Phil Hardy’s A bird’s eye view: nightjars and goatsuckers

Published 1:59 pm Saturday, August 26, 2017

Recently Johnny Shiver of Americus asked me, “Why don’t I have any Chuck-will’s-widows in my neighborhood anymore?” His inquiry got me to thinking that it’s been a very long time since I’ve heard any around my neighborhood also. What’s going on?
A quick Internet search on the Cornell Lab of Ornithology’s website All About Birds showed that these birds are of least concern, according to the IUCN (International Union for Conservation of Nature) Red List. In case you aren’t familiar with the IUCN ratings they are, from least to most severe, as follows: least concern, conservation dependent, near threatened, vulnerable, endangered, critically endangered, extinct in the wild and extinct.
So why haven’t I and many of my birding friends heard these southern denizens of the night sing their melodious yet monotonous call in recent times? When was the last time you heard them? Can you recall?
The most fun times of my youth were camping trips with my Boy Scout troop. Red Top Mountain and Hard Labor Creek state parks were our favorite destinations. It was inevitable that I would always pitch my tent in an area that had Chuck-will’s-widows or Whip-poor-wills. After a day of playing, a meal (if you could call a hot-dog on a stick a meal) and a campfire, our leader would announce that it was time for us to get some sleep. All comfortable in my sleeping bag and recapping the day, it never failed that a Chuck-will’s-widow would occupy an area adjacent to my tent and crank up his unique song.
Chucks don’t call only once or twice to announce territory or for a mate. I checked with the Department of Redundancy Department and found that their onomatopoeic call is made repetitively, over-and-over, continuously and recurring.
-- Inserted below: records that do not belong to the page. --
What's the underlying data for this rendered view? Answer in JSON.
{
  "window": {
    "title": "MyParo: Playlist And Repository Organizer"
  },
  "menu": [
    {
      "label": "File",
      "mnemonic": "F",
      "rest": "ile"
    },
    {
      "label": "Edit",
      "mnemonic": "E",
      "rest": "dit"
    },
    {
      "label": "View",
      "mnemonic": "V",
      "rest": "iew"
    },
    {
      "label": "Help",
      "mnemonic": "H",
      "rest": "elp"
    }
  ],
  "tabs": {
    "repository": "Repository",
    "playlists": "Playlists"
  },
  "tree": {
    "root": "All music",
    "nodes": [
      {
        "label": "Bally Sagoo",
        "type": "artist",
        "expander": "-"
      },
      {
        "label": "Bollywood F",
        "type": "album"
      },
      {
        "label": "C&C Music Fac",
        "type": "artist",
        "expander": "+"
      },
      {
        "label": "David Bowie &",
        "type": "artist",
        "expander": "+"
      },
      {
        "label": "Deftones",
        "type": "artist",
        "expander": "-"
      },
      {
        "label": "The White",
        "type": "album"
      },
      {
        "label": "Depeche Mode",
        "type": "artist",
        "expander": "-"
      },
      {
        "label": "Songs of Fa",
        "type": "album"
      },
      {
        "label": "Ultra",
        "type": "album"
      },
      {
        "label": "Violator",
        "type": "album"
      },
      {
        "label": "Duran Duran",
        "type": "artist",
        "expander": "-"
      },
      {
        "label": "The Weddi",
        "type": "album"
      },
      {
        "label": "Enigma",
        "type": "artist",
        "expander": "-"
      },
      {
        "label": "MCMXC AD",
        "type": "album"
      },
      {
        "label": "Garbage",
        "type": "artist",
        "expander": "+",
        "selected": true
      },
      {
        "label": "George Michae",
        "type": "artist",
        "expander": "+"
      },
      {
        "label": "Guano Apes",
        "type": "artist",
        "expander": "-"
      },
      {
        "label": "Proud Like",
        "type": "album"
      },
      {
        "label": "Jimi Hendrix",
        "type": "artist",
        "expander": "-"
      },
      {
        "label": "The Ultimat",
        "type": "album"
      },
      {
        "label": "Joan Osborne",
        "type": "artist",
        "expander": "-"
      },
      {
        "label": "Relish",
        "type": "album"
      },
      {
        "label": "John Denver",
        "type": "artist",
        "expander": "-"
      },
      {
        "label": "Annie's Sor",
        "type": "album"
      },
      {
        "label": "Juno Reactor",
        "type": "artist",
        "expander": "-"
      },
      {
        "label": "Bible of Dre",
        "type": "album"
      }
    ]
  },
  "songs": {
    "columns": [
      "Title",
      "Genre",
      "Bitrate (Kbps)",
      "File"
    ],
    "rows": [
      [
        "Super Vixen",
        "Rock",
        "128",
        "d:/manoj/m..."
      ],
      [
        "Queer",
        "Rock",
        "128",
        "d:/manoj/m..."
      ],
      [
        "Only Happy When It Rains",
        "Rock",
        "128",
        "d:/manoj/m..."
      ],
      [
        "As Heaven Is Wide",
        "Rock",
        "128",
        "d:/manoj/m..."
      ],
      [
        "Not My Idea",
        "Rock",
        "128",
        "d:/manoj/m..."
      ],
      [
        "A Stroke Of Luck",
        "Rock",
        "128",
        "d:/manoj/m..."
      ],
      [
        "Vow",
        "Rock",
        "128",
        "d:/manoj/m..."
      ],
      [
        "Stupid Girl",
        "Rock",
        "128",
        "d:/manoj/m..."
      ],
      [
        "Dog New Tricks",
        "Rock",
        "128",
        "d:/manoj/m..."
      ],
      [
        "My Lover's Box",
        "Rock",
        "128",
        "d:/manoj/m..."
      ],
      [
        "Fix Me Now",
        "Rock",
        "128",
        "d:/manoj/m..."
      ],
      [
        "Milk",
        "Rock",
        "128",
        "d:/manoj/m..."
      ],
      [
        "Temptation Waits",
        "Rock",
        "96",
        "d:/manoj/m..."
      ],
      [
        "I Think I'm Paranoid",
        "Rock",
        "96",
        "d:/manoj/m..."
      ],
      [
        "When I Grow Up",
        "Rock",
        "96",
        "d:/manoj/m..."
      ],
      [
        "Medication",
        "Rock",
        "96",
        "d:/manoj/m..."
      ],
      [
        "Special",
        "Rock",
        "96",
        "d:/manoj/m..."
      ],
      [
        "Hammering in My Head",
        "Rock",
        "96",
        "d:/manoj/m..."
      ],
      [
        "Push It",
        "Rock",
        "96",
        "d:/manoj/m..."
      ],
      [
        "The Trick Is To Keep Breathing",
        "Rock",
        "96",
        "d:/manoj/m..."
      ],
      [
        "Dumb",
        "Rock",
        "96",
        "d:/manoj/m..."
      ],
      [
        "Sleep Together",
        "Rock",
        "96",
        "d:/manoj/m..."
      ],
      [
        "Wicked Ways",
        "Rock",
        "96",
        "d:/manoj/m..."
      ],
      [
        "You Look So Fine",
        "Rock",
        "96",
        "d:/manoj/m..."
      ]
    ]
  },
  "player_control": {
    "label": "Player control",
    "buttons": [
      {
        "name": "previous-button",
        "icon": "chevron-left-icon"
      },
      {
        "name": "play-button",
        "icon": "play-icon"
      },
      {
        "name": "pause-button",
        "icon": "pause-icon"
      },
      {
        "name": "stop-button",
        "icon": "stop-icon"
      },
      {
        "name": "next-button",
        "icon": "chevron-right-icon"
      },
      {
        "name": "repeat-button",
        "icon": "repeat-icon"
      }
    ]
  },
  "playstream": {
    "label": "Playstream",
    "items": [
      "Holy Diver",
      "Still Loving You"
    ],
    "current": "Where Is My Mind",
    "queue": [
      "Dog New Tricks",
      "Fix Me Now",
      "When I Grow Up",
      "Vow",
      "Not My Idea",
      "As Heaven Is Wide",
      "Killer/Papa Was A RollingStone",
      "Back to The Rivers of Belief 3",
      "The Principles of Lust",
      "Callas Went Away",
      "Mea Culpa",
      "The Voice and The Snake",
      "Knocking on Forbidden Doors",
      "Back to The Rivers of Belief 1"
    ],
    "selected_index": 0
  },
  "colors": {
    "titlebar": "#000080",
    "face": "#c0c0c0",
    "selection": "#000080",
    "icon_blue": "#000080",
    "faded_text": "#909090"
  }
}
At times the calling lasted for hours, or so it seemed to this young Boy Scout.
“Is this bird ever going to shut-up?” I wondered.
And when it did stop its soliloquy, I couldn’t sleep for wondering when it was going to start up again. That’s when the bird would move to the other side of my tent and begin all over again its marathon singing session.
Chuck-will’s-widows and Whip-poor-wills are members of a group of birds known as nightjars. Their Latin genus name, Caprimulgus, literally translates to goatsucker. Goat what?
Once upon a time, well before Al invented the Internet, before 8-track tapes and even before Aristotle in 300 B.C., it was thought that these birds, because of their cryptic coloration, their superficial resemblance to owls, huge mouths and their nocturnal and crepuscular life style, would suckle nanny goats at night rendering them dry the next morning. One source I read indicated the goat would often go blind as a result! Nightjars were even associated with witchery.
We now know these stories to be superstition and old wives’ tales because nightjars are strictly insectivores. Their foraging habits near goats and sheep is largely due to the presence of insects around livestock.
My gut feeling tells me the reason we are hearing fewer of these birds calling on our spring and summer nights is due to 1) habitat loss, 2) predators such as feral/outdoor cats, raccoons and o’possums, and 3) pesticide use. In fact, according to Charlie Muise, Georgia’s Important Bird Area coordinator, a very large percentage of the most steeply declining bird species are insectivores. But science doesn’t rely on a researcher’s feelings or instincts. Facts, data and field work are required to make the determination. And herein lies the problem.
My National Geographic field guide, Complete Birds of North America, indicates that the nocturnal habits of most (nightjar) species make study difficult. Much remains unknown about these secretive, migratory birds. Habitat deterioration and or destruction and pesticides present the greatest threats.
The Cornell Lab of Ornithology, Birds of North America, website indicates “… little is known about nesting behavior, breeding success, habitat use and population status. These knowledge gaps are especially troubling. Although Chuck-will’s-widows are known to nest in suburban habitat, the extreme nature of urban sprawl and intensified agriculture in the South may be causing population declines that are as yet undetected.”
The plain and simple truth is this: due to the nocturnal and migratory life-style of Chuck-will’s-widows and Whip-poor-wills, research and knowledge are very limited. If I were researching a bird I think I would be more productive to study a bird I could actually see than one so camouflaged, secretive and nocturnal.
So, what can we do to add knowledge to this deficient data base? Well for one thing I have decided to take on a nightjar survey route that will help researchers determine answers to questions concerning population densities. If you are interested in learning more about nightjars or want to have your own survey route, go to on the Internet. Their research depends on volunteers like you and me.
Remember to enjoy our wild birds.

Phil Hardy, a bird watcher and bird photographer, lives in Americus.